その時、伊藤さんの言葉を遮るようなタイミングで楽屋のカーテンを開けて一人の女性が入ってきた。
「だめだったよ伊藤さん、代役できそうな人はみんな仕事で出払ってるって。とりあえず他のスタッフには私が代役をする方向で……ってあれ? 伊藤さん、このお二人はどなた?」
ん? この人何処かで?
「こやつ、さっき田中にぶつかりそうになった女なのニャ」
俺の思考を読んだかのようにコノハが毛づくろいを止めて女性を見ながら言う。
そうか、確かにあの時の女性(ヒト)のような気がする。
一瞬だったし咄嗟(とっさ)のことだったからよく覚えてないけどコノハが言うなら間違いないんだろう。

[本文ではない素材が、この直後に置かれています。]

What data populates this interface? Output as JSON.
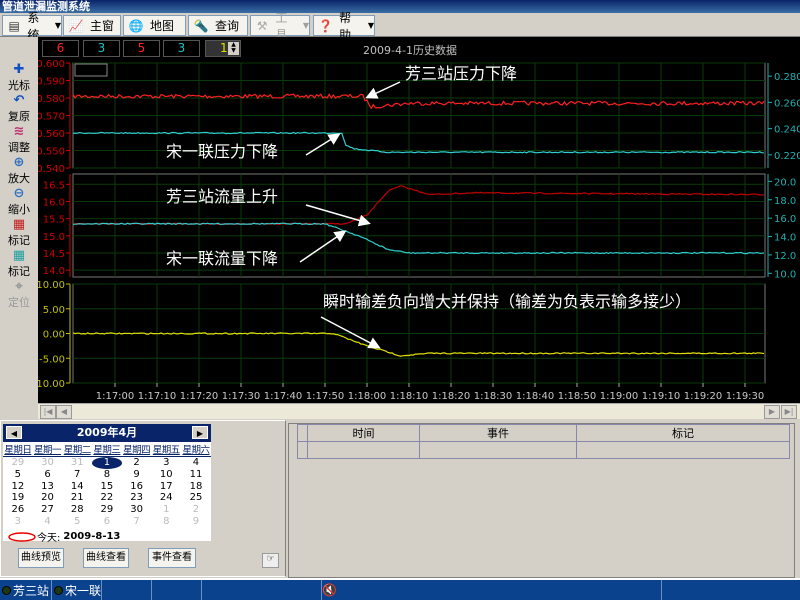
{
  "window": {
    "title": "管道泄漏监测系统"
  },
  "menu": [
    {
      "label": "系统",
      "icon": "console-icon",
      "dropdown": true
    },
    {
      "label": "主窗",
      "icon": "chart-icon"
    },
    {
      "label": "地图",
      "icon": "globe-icon"
    },
    {
      "label": "查询",
      "icon": "flashlight-icon"
    },
    {
      "label": "工具",
      "icon": "hammer-icon",
      "dropdown": true,
      "disabled": true
    },
    {
      "label": "帮助",
      "icon": "help-icon",
      "dropdown": true
    }
  ],
  "tools": [
    {
      "label": "光标",
      "icon": "cross-icon"
    },
    {
      "label": "复原",
      "icon": "undo-icon"
    },
    {
      "label": "调整",
      "icon": "adjust-icon"
    },
    {
      "label": "放大",
      "icon": "zoom-in-icon"
    },
    {
      "label": "缩小",
      "icon": "zoom-out-icon"
    },
    {
      "label": "标记",
      "icon": "mark-red-icon"
    },
    {
      "label": "标记",
      "icon": "mark-cyan-icon"
    },
    {
      "label": "定位",
      "icon": "locate-icon",
      "disabled": true
    }
  ],
  "counters": [
    {
      "value": "6",
      "color": "#ff2020"
    },
    {
      "value": "3",
      "color": "#20c0c0"
    },
    {
      "value": "5",
      "color": "#ff2020"
    },
    {
      "value": "3",
      "color": "#20c0c0"
    }
  ],
  "spinner": {
    "value": "1"
  },
  "chart_data": {
    "type": "line",
    "title": "2009-4-1历史数据",
    "x_ticks": [
      "1:17:00",
      "1:17:10",
      "1:17:20",
      "1:17:30",
      "1:17:40",
      "1:17:50",
      "1:18:00",
      "1:18:10",
      "1:18:20",
      "1:18:30",
      "1:18:40",
      "1:18:50",
      "1:19:00",
      "1:19:10",
      "1:19:20",
      "1:19:30"
    ],
    "grid": true,
    "panels": [
      {
        "left_axis": {
          "ticks": [
            "0.600",
            "0.590",
            "0.580",
            "0.570",
            "0.560",
            "0.550",
            "0.540"
          ],
          "range": [
            0.54,
            0.6
          ],
          "color": "#d00000"
        },
        "right_axis": {
          "ticks": [
            "0.280",
            "0.260",
            "0.240",
            "0.220"
          ],
          "range": [
            0.21,
            0.29
          ],
          "color": "#20b0b0"
        },
        "series": [
          {
            "color": "#ff2020",
            "points": [
              [
                "1:16:50",
                0.581
              ],
              [
                "1:17:59",
                0.581
              ],
              [
                "1:18:01",
                0.575
              ],
              [
                "1:18:10",
                0.577
              ],
              [
                "1:19:35",
                0.577
              ]
            ]
          },
          {
            "color": "#30d0d0",
            "points": [
              [
                "1:16:50",
                0.56
              ],
              [
                "1:17:54",
                0.56
              ],
              [
                "1:17:55",
                0.553
              ],
              [
                "1:17:57",
                0.551
              ],
              [
                "1:18:05",
                0.549
              ],
              [
                "1:19:35",
                0.549
              ]
            ]
          }
        ],
        "annotations": [
          "芳三站压力下降",
          "宋一联压力下降"
        ]
      },
      {
        "left_axis": {
          "ticks": [
            "16.5",
            "16.0",
            "15.5",
            "15.0",
            "14.5",
            "14.0"
          ],
          "range": [
            13.8,
            16.8
          ],
          "color": "#d00000"
        },
        "right_axis": {
          "ticks": [
            "20.0",
            "18.0",
            "16.0",
            "14.0",
            "12.0",
            "10.0"
          ],
          "range": [
            9.6,
            20.8
          ],
          "color": "#20b0b0"
        },
        "series": [
          {
            "color": "#c00000",
            "points": [
              [
                "1:16:50",
                15.35
              ],
              [
                "1:17:55",
                15.35
              ],
              [
                "1:18:00",
                15.6
              ],
              [
                "1:18:05",
                16.3
              ],
              [
                "1:18:08",
                16.45
              ],
              [
                "1:18:15",
                16.2
              ],
              [
                "1:18:25",
                16.25
              ],
              [
                "1:19:35",
                16.2
              ]
            ]
          },
          {
            "color": "#30d0d0",
            "points": [
              [
                "1:16:50",
                15.35
              ],
              [
                "1:17:50",
                15.35
              ],
              [
                "1:17:58",
                15.0
              ],
              [
                "1:18:05",
                14.6
              ],
              [
                "1:18:10",
                14.5
              ],
              [
                "1:19:35",
                14.5
              ]
            ]
          }
        ],
        "annotations": [
          "芳三站流量上升",
          "宋一联流量下降"
        ]
      },
      {
        "left_axis": {
          "ticks": [
            "10.00",
            "5.00",
            "0.00",
            "-5.00",
            "-10.00"
          ],
          "range": [
            -10,
            10
          ],
          "color": "#c0c000"
        },
        "series": [
          {
            "color": "#e0e000",
            "points": [
              [
                "1:16:50",
                0
              ],
              [
                "1:17:52",
                0
              ],
              [
                "1:18:00",
                -2.5
              ],
              [
                "1:18:08",
                -4.5
              ],
              [
                "1:18:15",
                -4.0
              ],
              [
                "1:19:35",
                -4.0
              ]
            ]
          }
        ],
        "annotations": [
          "瞬时输差负向增大并保持（输差为负表示输多接少）"
        ]
      }
    ]
  },
  "calendar": {
    "title": "2009年4月",
    "weekdays": [
      "星期日",
      "星期一",
      "星期二",
      "星期三",
      "星期四",
      "星期五",
      "星期六"
    ],
    "weeks": [
      [
        "29",
        "30",
        "31",
        "1",
        "2",
        "3",
        "4"
      ],
      [
        "5",
        "6",
        "7",
        "8",
        "9",
        "10",
        "11"
      ],
      [
        "12",
        "13",
        "14",
        "15",
        "16",
        "17",
        "18"
      ],
      [
        "19",
        "20",
        "21",
        "22",
        "23",
        "24",
        "25"
      ],
      [
        "26",
        "27",
        "28",
        "29",
        "30",
        "1",
        "2"
      ],
      [
        "3",
        "4",
        "5",
        "6",
        "7",
        "8",
        "9"
      ]
    ],
    "selected": "1",
    "today_label": "今天:",
    "today": "2009-8-13"
  },
  "buttons": {
    "preview": "曲线预览",
    "view": "曲线查看",
    "events": "事件查看"
  },
  "events_table": {
    "columns": [
      "时间",
      "事件",
      "标记"
    ],
    "rows": []
  },
  "status": {
    "items": [
      "芳三站",
      "宋一联"
    ],
    "sound_icon": "speaker-muted-icon"
  }
}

「あっ、石川さんお疲れ様です。この方々は私と同じアパートの人で、山田さんと田中さんです」
伊藤さんが石川と呼ばれたその人にそう俺たちを紹介すると、すかさず山田さんは立ち上がり背筋を伸ばす。
そして、自然な動作で懐から名刺を取り出すと両手で持ち、石川さんに差し出す。
「はじめまして。私、伊藤さんと同じアパートに住んでいる山田といいます」
「これはこれはご丁寧に。私は石川です。伊藤さんのマネージメントをさせていただいております」
対して石川さんも同じ様に名刺を差し出し交換する。
それにしてもいつの間に伊藤さんにマネージャーまで付いたんだろ。
今回のイベントといい、イトキンの人気が出れば出るほど本人だけでは仕事の依頼とかさばききれなくなっただろうし、それで人を雇ったのかな。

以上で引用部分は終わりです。